080322pregnantewes-020a.jpg

Next comes one of our British ewes, Catalaya, lying in the barren wasteland that is our young lamb playground.  We long ago despaired of keeping grass in this area, what with all those little rambunctious hooves racing around pounding it to pulp.  We are hopeful that Catalaya is carrying twins, but we know better than to count on it.

080322pregnantewes-027a.jpg

Portia gave us black twins last year.  This year we bred her to our one-of-a-kind tan ram Fenugreek, he of the gorgeous fleece.  We can hardly wait to see what their offspring look(s) like.

080322pregnantewes-018a.jpg

I cannot resist sharing a picture of Holly, a nearly-polled, beautiful ewe we bred for the first time this year.  She is so regal when she moves through our pastures –check out her other pictures on the OFP Gallery – that it is hard to believe this big lumpy thing is really our lovely Holly.

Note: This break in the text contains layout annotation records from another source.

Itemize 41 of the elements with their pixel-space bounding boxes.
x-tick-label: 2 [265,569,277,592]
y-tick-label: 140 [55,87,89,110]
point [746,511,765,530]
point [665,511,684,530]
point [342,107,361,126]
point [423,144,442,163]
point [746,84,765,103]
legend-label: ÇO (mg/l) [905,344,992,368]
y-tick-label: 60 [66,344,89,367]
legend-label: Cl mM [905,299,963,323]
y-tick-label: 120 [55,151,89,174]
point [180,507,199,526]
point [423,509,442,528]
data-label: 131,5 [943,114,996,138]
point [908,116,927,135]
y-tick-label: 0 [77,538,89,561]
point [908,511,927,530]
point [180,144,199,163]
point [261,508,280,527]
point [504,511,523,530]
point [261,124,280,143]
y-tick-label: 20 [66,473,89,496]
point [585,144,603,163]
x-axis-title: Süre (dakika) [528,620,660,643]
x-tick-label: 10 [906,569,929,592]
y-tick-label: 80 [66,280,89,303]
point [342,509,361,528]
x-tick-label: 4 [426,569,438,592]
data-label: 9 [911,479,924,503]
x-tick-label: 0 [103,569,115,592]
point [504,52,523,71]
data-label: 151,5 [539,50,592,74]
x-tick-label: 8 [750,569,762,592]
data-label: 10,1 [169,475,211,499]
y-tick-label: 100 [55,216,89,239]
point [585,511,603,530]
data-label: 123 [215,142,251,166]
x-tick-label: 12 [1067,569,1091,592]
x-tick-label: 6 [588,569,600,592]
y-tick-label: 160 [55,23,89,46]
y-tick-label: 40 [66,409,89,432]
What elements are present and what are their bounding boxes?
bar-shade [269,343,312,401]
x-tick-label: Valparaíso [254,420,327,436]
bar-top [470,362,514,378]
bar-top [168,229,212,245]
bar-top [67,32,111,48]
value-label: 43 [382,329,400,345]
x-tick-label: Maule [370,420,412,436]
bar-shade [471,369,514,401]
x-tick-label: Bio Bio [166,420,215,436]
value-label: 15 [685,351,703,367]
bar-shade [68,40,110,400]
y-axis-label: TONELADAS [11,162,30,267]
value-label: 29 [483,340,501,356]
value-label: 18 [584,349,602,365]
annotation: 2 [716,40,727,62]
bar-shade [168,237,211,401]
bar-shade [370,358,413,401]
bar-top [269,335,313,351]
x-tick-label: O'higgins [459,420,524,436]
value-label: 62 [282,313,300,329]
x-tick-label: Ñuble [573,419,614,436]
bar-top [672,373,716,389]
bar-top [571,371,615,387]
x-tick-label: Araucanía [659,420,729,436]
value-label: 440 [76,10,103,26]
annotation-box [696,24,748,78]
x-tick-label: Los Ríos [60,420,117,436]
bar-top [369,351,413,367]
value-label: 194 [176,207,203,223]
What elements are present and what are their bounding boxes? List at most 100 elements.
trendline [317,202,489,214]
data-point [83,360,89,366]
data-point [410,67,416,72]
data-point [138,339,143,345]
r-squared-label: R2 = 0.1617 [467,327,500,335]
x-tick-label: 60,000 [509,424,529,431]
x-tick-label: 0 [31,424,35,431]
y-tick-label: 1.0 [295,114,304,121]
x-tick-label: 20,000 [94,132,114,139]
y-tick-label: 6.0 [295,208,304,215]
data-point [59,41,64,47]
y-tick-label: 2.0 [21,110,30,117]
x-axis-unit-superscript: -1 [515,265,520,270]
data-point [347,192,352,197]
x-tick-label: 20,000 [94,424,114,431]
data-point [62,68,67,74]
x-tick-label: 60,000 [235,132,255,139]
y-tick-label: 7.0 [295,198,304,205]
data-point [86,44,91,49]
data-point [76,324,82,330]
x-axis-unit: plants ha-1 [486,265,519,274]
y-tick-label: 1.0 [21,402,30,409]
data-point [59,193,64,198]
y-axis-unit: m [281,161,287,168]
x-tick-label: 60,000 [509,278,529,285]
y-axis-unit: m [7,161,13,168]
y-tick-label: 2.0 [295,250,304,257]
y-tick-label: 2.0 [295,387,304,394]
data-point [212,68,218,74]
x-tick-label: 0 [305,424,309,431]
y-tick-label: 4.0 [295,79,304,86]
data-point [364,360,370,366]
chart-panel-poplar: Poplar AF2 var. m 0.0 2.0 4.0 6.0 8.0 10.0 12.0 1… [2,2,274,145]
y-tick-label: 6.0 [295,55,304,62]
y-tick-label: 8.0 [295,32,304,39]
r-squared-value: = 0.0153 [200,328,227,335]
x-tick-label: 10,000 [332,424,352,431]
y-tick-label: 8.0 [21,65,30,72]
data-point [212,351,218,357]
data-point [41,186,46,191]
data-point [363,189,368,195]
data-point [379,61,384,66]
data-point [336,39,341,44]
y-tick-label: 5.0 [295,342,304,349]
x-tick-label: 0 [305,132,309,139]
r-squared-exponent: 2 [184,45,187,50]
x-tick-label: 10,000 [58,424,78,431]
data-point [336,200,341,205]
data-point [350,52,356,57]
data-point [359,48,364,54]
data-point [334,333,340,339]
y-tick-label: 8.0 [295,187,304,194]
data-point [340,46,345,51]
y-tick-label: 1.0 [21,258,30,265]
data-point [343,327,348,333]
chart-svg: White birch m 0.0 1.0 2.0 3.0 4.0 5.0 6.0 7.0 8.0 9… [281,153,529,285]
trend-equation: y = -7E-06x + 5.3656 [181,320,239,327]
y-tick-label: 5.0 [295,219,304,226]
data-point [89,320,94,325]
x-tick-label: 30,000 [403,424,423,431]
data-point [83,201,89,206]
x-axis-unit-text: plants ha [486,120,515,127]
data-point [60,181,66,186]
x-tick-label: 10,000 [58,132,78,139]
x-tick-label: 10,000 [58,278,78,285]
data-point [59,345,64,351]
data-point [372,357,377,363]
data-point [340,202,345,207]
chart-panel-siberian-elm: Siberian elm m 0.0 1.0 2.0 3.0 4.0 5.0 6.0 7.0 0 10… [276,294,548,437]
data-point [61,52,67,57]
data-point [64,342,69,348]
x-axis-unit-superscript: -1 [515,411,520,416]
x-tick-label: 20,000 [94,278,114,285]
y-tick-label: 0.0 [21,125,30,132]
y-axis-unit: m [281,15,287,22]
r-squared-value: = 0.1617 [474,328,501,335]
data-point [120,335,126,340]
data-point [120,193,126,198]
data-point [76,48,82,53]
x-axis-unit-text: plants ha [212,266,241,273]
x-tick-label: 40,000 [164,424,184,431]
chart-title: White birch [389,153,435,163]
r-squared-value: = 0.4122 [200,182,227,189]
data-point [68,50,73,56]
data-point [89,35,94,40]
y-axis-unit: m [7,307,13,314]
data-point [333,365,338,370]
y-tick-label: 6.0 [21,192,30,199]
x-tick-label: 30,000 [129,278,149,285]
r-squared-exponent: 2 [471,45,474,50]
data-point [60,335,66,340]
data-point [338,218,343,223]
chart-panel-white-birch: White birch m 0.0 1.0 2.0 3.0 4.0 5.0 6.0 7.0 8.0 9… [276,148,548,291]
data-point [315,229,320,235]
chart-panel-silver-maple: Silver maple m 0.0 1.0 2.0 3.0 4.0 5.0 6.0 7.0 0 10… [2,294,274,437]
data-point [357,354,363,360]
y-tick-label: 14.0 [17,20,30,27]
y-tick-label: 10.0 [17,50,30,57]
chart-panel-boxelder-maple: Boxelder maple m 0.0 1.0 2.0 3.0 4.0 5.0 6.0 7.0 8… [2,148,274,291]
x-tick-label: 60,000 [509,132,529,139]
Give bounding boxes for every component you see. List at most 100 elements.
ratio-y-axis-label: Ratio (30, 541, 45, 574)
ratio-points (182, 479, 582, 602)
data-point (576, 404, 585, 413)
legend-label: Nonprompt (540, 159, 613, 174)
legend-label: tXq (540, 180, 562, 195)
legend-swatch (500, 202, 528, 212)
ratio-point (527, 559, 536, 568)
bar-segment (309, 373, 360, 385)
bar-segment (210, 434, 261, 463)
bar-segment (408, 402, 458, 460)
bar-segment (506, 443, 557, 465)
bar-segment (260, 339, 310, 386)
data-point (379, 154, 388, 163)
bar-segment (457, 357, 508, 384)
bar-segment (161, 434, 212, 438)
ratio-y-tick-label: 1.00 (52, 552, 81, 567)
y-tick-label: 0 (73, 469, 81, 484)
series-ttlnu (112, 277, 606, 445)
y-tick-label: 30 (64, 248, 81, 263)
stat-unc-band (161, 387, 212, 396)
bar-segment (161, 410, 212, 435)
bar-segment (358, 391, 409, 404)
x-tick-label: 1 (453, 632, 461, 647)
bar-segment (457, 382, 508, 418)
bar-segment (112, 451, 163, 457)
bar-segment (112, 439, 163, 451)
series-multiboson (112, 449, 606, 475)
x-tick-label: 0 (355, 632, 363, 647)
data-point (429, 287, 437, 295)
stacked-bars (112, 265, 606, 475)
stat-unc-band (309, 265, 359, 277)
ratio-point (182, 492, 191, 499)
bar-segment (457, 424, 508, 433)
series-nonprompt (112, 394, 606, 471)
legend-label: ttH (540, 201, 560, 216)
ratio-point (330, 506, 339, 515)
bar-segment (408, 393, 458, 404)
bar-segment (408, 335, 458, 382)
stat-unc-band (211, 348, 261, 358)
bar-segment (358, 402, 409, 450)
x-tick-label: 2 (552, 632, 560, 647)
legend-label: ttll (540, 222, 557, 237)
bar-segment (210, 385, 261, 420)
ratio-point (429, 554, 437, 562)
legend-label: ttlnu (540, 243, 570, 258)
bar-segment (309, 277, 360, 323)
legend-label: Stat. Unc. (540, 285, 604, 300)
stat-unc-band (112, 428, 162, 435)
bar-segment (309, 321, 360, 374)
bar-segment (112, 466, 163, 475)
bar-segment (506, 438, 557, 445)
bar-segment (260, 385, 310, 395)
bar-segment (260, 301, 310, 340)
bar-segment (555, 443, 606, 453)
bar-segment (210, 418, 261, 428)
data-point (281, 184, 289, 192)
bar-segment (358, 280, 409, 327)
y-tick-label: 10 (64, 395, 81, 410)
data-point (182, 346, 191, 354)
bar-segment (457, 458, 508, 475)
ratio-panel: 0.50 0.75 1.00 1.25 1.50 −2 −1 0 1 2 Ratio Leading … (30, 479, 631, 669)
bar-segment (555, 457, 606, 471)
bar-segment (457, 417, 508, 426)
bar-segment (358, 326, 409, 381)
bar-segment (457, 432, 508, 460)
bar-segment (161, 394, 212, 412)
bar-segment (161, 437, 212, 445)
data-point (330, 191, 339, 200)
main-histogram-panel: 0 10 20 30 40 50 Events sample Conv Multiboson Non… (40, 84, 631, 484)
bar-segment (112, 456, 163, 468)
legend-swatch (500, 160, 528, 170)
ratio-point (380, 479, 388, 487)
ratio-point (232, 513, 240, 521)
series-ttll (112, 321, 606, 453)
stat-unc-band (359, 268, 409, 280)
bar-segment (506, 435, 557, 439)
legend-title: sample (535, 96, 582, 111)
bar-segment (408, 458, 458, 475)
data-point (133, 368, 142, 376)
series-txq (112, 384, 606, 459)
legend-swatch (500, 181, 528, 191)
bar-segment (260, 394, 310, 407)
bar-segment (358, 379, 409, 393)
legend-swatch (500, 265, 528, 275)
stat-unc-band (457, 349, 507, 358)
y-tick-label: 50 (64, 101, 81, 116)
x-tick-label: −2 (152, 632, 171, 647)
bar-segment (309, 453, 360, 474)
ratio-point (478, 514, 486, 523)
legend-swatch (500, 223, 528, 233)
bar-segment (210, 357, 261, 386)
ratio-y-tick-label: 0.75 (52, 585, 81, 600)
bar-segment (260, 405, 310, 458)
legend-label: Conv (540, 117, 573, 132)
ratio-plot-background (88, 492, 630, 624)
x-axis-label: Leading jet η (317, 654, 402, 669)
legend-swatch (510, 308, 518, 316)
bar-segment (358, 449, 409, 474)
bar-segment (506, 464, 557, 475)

080322pregnantewes-045a.jpg
 

Finally, pictorial evidence that pregnant Soay ewes are a tranquil lot who will lower your human blood pressure if you spend a little time wandering quietly among them in the week or two before they lamb.  I took this last picture in the late afternoon, shortly before the second hay feeding of the day, when all was peaceful here at Saltmarsh Ranch.  I know our British ewe Sequoia is up there on the left because I recognize her white-spotted face, but I did not want to disturb the matrons’ sleep by getting close enough to confirm who the other three are, especially the one facing away from me.

080322pregnantewes-059a.jpg

Whether or not I have convinced you that pre-lambing is a special time on the Soay calendar, at least taking the photos for this post kept me from going crazy yesterday waiting for our lambs to start arriving.